- Born: July 28, 1977 (age 49) Qixing District, Guilin, Guangxi, China
- Education: Communication University of China
- Occupation: Host
- Years active: 1999–2020 2023–present
- Television: Xinwen Lianbo
- Awards: Golden Mike Award 2007 Golden Eagle Award for Best Programme Host 2008

= Ouyang Xiadan =

Chinese news anchor

Ouyang Xiadan (欧阳夏丹 (歐陽夏丹, Ōuyáng Xiàdān); born 28 July 1977) is a former Chinese news anchor best known for her tenure at China Central Television (CCTV) from 2003 to 2020. She won the Golden Mike Award in 2007 and the Golden Eagle Award for Best Program Host in 2008. She was forcibly disappeared in 2020, reportedly due to ties with Sun Lijun, and reemerged on social media in 2023.

==Biography==
Ouyang was born in July 1977 in Qixing District of Guilin, Guangxi. She graduated from Guilin High School as her city's top liberal arts student in the gaokao and was admitted to the Communication University of China in 1995, where she majored in broadcasting and graduated in 1999. Upon graduation, she declined a guaranteed postgraduate placement at the university and instead began her career at Shanghai Television, where she anchored the Shanghai Morning and Evening News for four years.

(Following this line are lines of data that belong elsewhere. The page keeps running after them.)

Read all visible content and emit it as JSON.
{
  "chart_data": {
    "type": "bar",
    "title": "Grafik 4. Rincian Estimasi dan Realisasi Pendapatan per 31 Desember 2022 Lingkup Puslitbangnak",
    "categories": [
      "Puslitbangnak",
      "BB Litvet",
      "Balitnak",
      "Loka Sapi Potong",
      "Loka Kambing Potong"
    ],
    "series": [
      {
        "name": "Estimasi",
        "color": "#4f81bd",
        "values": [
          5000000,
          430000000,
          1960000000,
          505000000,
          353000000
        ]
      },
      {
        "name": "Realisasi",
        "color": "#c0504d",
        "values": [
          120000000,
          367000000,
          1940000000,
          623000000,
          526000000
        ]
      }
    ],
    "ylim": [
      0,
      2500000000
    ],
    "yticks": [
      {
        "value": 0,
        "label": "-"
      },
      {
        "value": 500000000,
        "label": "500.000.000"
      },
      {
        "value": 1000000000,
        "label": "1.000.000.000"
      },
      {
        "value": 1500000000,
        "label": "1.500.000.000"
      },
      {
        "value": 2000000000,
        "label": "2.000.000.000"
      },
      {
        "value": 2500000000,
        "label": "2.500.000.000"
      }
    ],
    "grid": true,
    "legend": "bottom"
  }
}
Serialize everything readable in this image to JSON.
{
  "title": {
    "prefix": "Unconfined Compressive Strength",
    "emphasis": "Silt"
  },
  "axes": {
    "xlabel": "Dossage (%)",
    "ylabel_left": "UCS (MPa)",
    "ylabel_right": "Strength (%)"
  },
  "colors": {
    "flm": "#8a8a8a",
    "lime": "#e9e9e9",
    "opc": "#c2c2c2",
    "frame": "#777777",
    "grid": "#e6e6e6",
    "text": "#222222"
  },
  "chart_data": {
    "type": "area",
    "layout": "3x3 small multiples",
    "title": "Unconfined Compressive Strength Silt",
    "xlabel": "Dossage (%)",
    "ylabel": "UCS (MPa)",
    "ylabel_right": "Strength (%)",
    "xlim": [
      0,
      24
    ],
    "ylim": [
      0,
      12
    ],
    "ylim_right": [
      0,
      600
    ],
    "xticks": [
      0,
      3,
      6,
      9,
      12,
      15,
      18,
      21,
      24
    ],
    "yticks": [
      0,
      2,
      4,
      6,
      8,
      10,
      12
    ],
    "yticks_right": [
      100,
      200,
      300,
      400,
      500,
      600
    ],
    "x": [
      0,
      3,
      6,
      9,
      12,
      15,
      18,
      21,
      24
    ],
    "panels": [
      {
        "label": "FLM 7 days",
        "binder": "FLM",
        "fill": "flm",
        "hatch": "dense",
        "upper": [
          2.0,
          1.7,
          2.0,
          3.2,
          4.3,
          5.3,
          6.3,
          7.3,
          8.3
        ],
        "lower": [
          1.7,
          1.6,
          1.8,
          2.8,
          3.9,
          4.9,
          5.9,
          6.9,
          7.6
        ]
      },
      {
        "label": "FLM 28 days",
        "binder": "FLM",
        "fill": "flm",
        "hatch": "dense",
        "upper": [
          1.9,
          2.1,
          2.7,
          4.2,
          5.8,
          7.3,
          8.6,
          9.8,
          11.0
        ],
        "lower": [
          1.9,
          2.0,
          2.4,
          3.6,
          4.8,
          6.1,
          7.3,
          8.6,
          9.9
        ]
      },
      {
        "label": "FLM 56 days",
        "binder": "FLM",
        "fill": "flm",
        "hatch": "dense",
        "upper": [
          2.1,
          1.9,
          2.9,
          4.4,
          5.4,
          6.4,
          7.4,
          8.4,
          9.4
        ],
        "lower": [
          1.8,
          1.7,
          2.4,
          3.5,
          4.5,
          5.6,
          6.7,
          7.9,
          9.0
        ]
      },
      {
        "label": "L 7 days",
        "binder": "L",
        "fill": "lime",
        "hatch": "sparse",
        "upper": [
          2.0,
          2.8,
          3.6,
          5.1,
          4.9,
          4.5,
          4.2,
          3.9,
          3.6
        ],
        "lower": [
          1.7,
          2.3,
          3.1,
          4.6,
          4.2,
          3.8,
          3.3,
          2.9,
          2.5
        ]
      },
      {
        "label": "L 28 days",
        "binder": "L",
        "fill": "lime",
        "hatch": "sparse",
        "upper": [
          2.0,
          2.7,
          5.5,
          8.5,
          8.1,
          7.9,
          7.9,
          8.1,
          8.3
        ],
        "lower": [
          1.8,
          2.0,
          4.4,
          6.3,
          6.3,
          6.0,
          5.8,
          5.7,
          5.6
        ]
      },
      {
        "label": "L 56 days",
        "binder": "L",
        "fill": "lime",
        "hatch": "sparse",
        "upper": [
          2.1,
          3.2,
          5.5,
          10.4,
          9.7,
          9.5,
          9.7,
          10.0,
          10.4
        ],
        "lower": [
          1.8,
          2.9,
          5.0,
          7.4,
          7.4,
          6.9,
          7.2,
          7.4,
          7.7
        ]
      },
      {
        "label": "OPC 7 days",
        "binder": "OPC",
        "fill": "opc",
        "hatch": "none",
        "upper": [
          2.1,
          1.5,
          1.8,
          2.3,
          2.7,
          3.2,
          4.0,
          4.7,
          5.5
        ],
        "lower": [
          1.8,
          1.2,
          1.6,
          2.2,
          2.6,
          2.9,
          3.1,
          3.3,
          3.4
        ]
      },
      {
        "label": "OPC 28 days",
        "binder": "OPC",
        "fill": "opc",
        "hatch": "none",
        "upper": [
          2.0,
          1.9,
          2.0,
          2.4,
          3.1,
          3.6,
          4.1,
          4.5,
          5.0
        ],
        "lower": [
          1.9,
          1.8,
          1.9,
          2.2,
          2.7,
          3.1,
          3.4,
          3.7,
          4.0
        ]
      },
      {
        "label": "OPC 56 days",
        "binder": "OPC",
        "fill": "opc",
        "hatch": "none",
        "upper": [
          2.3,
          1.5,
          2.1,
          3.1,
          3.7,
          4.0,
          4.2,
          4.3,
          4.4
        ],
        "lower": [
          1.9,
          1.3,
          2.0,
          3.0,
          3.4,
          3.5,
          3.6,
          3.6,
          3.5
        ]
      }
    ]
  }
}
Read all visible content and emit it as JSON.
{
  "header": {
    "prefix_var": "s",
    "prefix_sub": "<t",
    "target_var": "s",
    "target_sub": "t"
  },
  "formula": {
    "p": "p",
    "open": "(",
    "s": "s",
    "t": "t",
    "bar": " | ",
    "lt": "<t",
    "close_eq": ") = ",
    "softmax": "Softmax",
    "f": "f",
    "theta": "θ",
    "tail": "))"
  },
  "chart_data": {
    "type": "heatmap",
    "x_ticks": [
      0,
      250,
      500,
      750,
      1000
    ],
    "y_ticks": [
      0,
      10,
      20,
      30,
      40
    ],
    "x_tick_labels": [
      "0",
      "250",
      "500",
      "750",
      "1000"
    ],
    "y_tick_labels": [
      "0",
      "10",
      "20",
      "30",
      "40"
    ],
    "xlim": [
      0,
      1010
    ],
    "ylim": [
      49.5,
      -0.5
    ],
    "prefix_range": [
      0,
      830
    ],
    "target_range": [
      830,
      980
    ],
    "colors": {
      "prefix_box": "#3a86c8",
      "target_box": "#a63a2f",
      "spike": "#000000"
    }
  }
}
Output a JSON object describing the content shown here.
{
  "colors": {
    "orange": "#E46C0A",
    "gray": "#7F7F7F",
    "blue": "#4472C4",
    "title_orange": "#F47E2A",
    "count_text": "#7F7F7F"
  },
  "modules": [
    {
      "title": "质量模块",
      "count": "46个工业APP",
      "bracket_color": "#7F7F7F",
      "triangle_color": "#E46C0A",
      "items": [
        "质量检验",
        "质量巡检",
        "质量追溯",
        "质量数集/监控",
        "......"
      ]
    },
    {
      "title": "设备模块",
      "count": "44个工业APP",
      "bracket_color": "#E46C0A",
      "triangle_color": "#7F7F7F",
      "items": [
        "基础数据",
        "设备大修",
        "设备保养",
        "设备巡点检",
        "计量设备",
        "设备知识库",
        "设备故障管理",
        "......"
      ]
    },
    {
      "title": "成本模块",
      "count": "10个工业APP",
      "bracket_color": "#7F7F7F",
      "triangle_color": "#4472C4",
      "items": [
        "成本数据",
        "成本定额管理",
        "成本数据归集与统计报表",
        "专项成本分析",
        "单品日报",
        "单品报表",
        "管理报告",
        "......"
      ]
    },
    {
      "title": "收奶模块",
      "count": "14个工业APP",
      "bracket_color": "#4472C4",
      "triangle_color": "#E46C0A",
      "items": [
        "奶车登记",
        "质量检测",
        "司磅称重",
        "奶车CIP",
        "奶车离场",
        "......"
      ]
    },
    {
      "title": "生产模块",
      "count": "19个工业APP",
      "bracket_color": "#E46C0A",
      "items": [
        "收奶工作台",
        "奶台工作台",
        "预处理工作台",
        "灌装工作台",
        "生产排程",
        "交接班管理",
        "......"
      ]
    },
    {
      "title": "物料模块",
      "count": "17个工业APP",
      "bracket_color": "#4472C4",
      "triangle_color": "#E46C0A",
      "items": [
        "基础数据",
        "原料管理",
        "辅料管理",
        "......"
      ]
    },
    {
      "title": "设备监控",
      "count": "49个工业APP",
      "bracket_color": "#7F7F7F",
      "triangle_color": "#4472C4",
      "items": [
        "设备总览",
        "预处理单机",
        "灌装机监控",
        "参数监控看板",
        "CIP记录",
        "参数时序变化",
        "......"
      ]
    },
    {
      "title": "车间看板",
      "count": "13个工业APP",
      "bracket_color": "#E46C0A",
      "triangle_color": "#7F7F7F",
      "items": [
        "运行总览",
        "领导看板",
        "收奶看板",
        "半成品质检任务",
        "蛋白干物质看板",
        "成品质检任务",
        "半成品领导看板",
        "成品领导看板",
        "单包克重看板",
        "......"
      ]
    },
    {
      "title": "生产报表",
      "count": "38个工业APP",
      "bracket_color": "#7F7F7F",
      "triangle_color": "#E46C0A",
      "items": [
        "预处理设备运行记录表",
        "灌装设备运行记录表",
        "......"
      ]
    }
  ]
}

In 2003, she joined CCTV, where she anchored the morning show First Time between 2003 and 2009. She was also one of the hosts of the CCTV New Year's Gala in 2010. From August 8, 2011, to April 28, 2020, she co-anchored Xinwen Lianbo, China's most prominent news program, before disappearing from public view, reportedly due to an investigation into her connections with disgraced official Sun Lijun. She reemerged after three years on January 1, 2023, with a post on Douyin, and began working as a part-time instructor at a training academy specializing in preparing high school students for China's university entrance exams in broadcasting and performing arts. In June of that year, CCTV removed her name from its list of anchors. In 2024, she launched accounts on Bilibili and WeChat Video.

==Works==

===Television===
- Evening News (新闻夜线)
- Shanghai Morning (上海早晨)
- First Time (第一时间)
- Focus on (共同关注)
- Xinwen Lianbo (新闻联播)

==Awards==
- First Time - 2007 Golden Mike Award.